Córcega, puro Mediterráneo

Tan grande –o tan pequeña, según se mire- como la provincia de Almería, el territorio francés de Córcega queda, aproximadamente, doscientos kilómetros, mar adentro, al sur de la Costa Azul. Llamada Kallisté (la sublime) por los antiguos griegos, por aquí han pasado todas las civilizaciones del Mare Nostrum (quienes, por fortuna, no han dejado un urbanismo que haya destrozado la isla). Resulta curioso –y agradecido- que, pese a los muchos reclamos turísticos que aguardan en territorio corso, no hay aquí ni grandes bloques de apartamentos ni siquiera un Mc Donalds. Esto tiene mucho que ver con la mentalidad nacionalista de que el turismo de masas corrompe la identidad nacional… pero el caso es que quien busque un lugar distinto, lo agradecerá.

Quizás una de las islas mediterráneas menos visitadas por el turismo –si exceptuamos a los franceses-, fue italiana –o más concretamente genovesa- hasta el año 1768, como atestiguan los muchos topónimos de sonoridad italiana que puntean la geografía corso… y tal y como se puede comprobar con tan sólo echarle un vistazo a un mapa de la isla. En el mencionado año, los franceses compraron la isla… y hasta hoy.

Antes de empezar a conocer la propia Córcega, el viajero debería echar un vistazo a lo que se ve desde el litoral corso. Por ejemplo, a siete kilómetros de Ajaccio, la capital de la isla, un pequeño archipiélago, llamado de las islas Sanguinarias, ofrece un curioso espectáculo que hace honor a su nombre: allí el sol no se pone… se desmaya en el mar mientras se va desangrando en el horizonte… de ahí el nombre. De ellas dijo Saint-Exupéry (ya se sabe el autor del Principito) que el mar y el sol habían hecho tanto el amor que, al final, acabaron por engendrar este delicioso archipiélago. Una excursión que merece la pena. Y de igual manera lo merece visitar la Citadelle –ciudadela-, junto al puerto de Bastia. Desde los adarves de sus murallas, hay días en los que es posible contemplar las islas toscanas –o sea, ya en territorio italiano- de Elba, Pianosa y Caparia.

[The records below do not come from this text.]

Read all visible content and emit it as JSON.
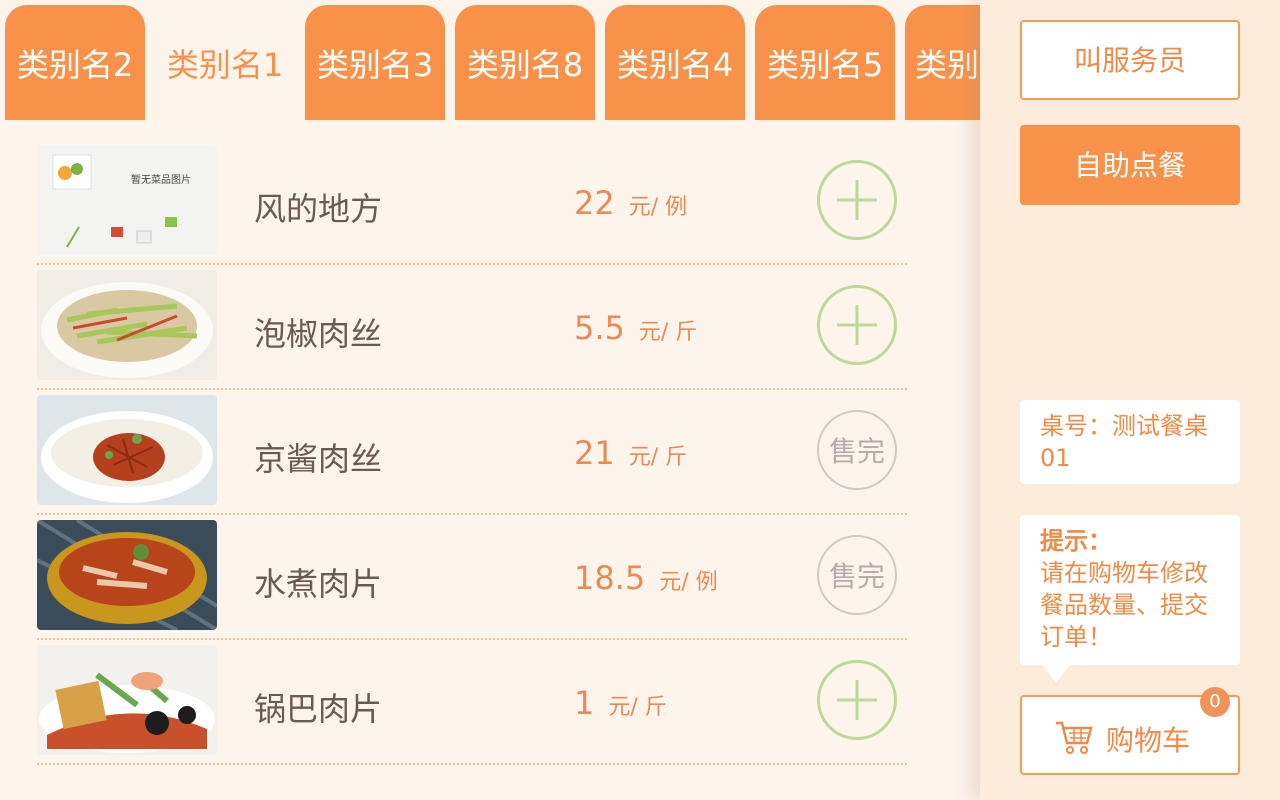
{
  "tabs": [
    {
      "label": "类别名2",
      "active": false
    },
    {
      "label": "类别名1",
      "active": true
    },
    {
      "label": "类别名3",
      "active": false
    },
    {
      "label": "类别名8",
      "active": false
    },
    {
      "label": "类别名4",
      "active": false
    },
    {
      "label": "类别名5",
      "active": false
    },
    {
      "label": "类别",
      "active": false
    }
  ],
  "dishes": [
    {
      "name": "风的地方",
      "price": "22",
      "unit": "元/ 例",
      "status": "add",
      "image_caption": "暂无菜品图片"
    },
    {
      "name": "泡椒肉丝",
      "price": "5.5",
      "unit": "元/ 斤",
      "status": "add"
    },
    {
      "name": "京酱肉丝",
      "price": "21",
      "unit": "元/ 斤",
      "status": "soldout",
      "soldout_label": "售完"
    },
    {
      "name": "水煮肉片",
      "price": "18.5",
      "unit": "元/ 例",
      "status": "soldout",
      "soldout_label": "售完"
    },
    {
      "name": "锅巴肉片",
      "price": "1",
      "unit": "元/ 斤",
      "status": "add"
    }
  ],
  "sidebar": {
    "call_waiter_label": "叫服务员",
    "self_order_label": "自助点餐",
    "table_info": "桌号：测试餐桌01",
    "tip_title": "提示：",
    "tip_text": "请在购物车修改餐品数量、提交订单！",
    "cart_label": "购物车",
    "cart_count": "0"
  },
  "colors": {
    "accent": "#f8924a",
    "page_bg": "#fdf4ec",
    "sidebar_bg": "#fdebdc",
    "add_ring": "#bcd89b",
    "soldout_ring": "#d4c6c4"
  },
  "icons": {
    "add": "plus-icon",
    "cart": "cart-icon"
  }
}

¿Una vueltecita por la calles de Ajaccio, la capital? Patria de Napoleón (la casa en la que nació y una estatua levantada en honor del personaje recuerdan a éste) esta ciudad huele a mar. Enclavada en medio de su bahía, mira al mar de frente, de forma directa, sin protegerse, así que parece que el mar se va a colar hasta el centro mismo de Ajaccio. Caminando por las calles de esta tranquila ciudad, el viajero tendrá la posibilidad de descubrir el mercado nocturno de plaza Cesare-Campinchi, las terrazas que se extienden frente al mar o las compras en Rue Fesch y en Cours Napoleón, los deliciosos y pequeños restaurantes de la ciudadela o los cafés abiertos aquí y allá. Ah… y si es domingo, no hay que dejar de acudir al Marché aux Puces (mercado de las pulgas).

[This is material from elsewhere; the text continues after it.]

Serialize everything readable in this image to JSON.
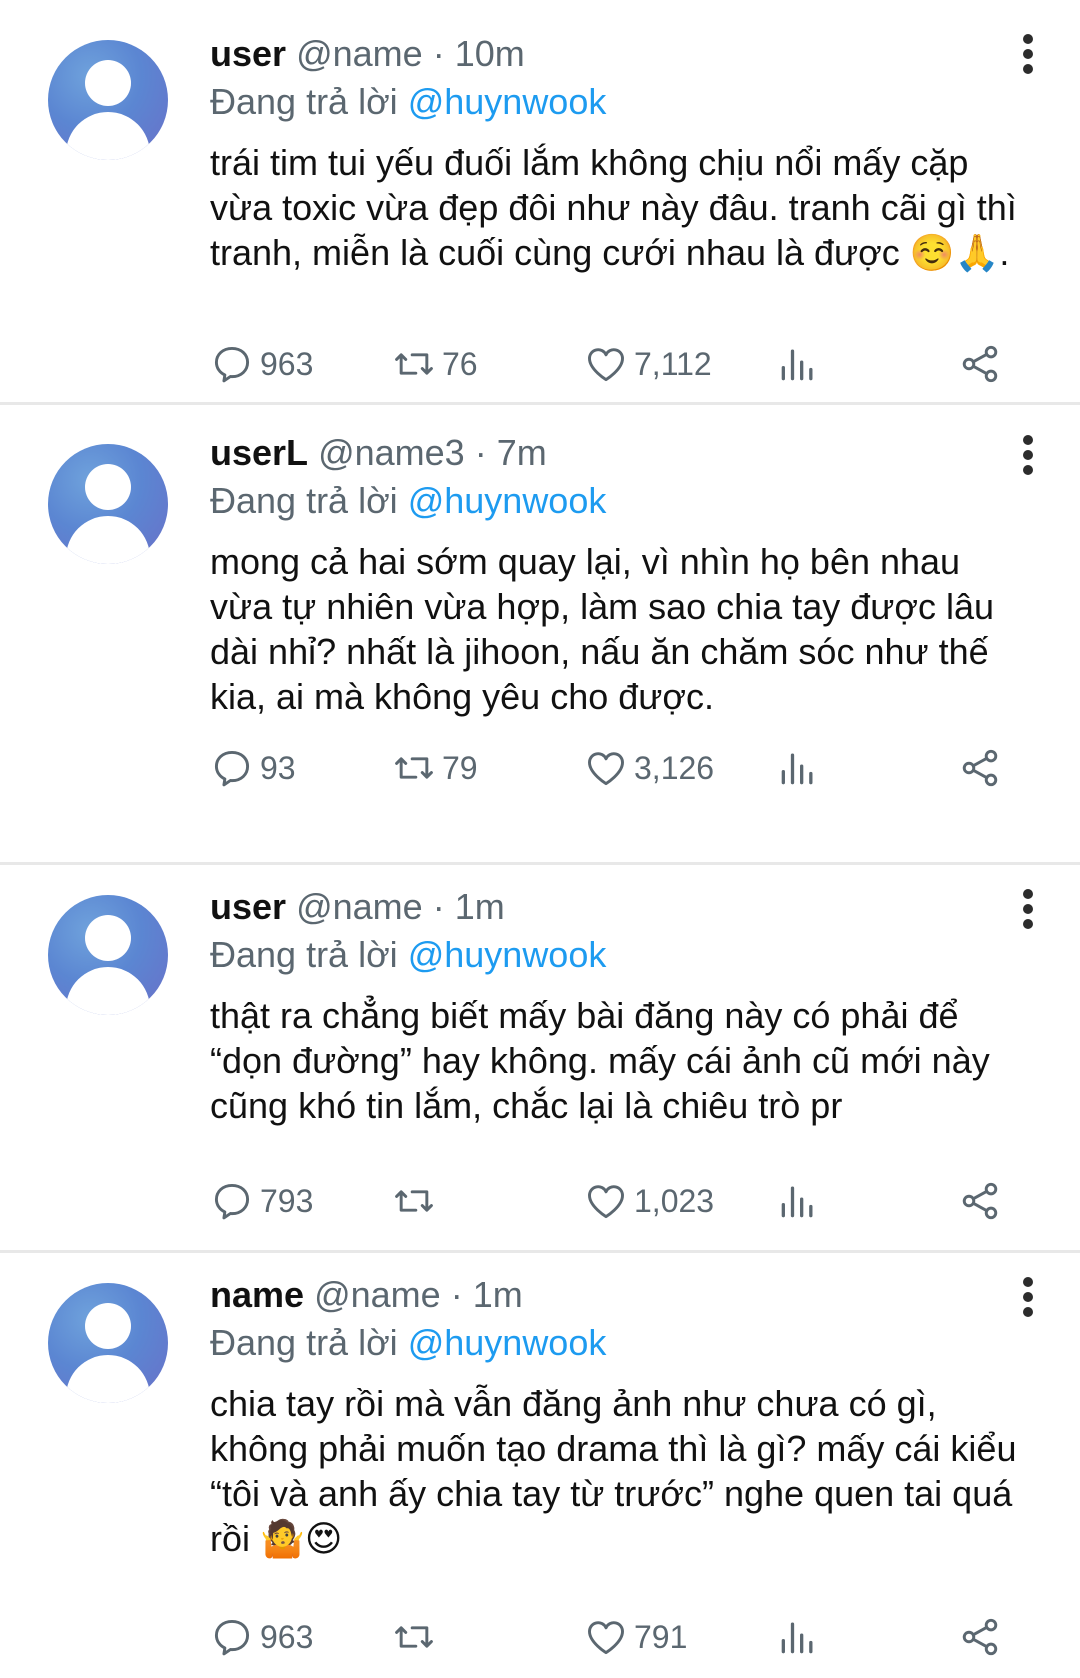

¿Ya se han visitado, cerca de Ajaccio, las Calanques de Piana, unas rocas de granito rojo y extrañas formas que son Patrimonio de la Humanidad? Si es así, toca plantearse excursiones por el resto de la isla: los pueblos típicos de la costa sur, que parecen colgados de la roca –no dejar de caminar por Olmeto, donde el tiempo parece haberse detenido-; Girolata, ese pueblo de pescadores sólo accesible por mar; la solitaria y escondida playa de Roccapina; el bellísimo pueblo de Bonifacio –aquí hay que darse el gustazo de caminar por el cementerio marino, pasear por la muralla, los miradores, el casco antiguo...-; la reserva protegida de Lavezzi, rodeada de aguas turquesa y playas que no imaginaríamos fuera de las Seychelles; la arquitectura genovesa de Bastia (si se es goloso de la ostra, no debe dejar de regalarse una docenita) y el puerto más genuino de toda la isla; Saint Florent, el Saint Tropez de la isla… ¿por donde va a empezar?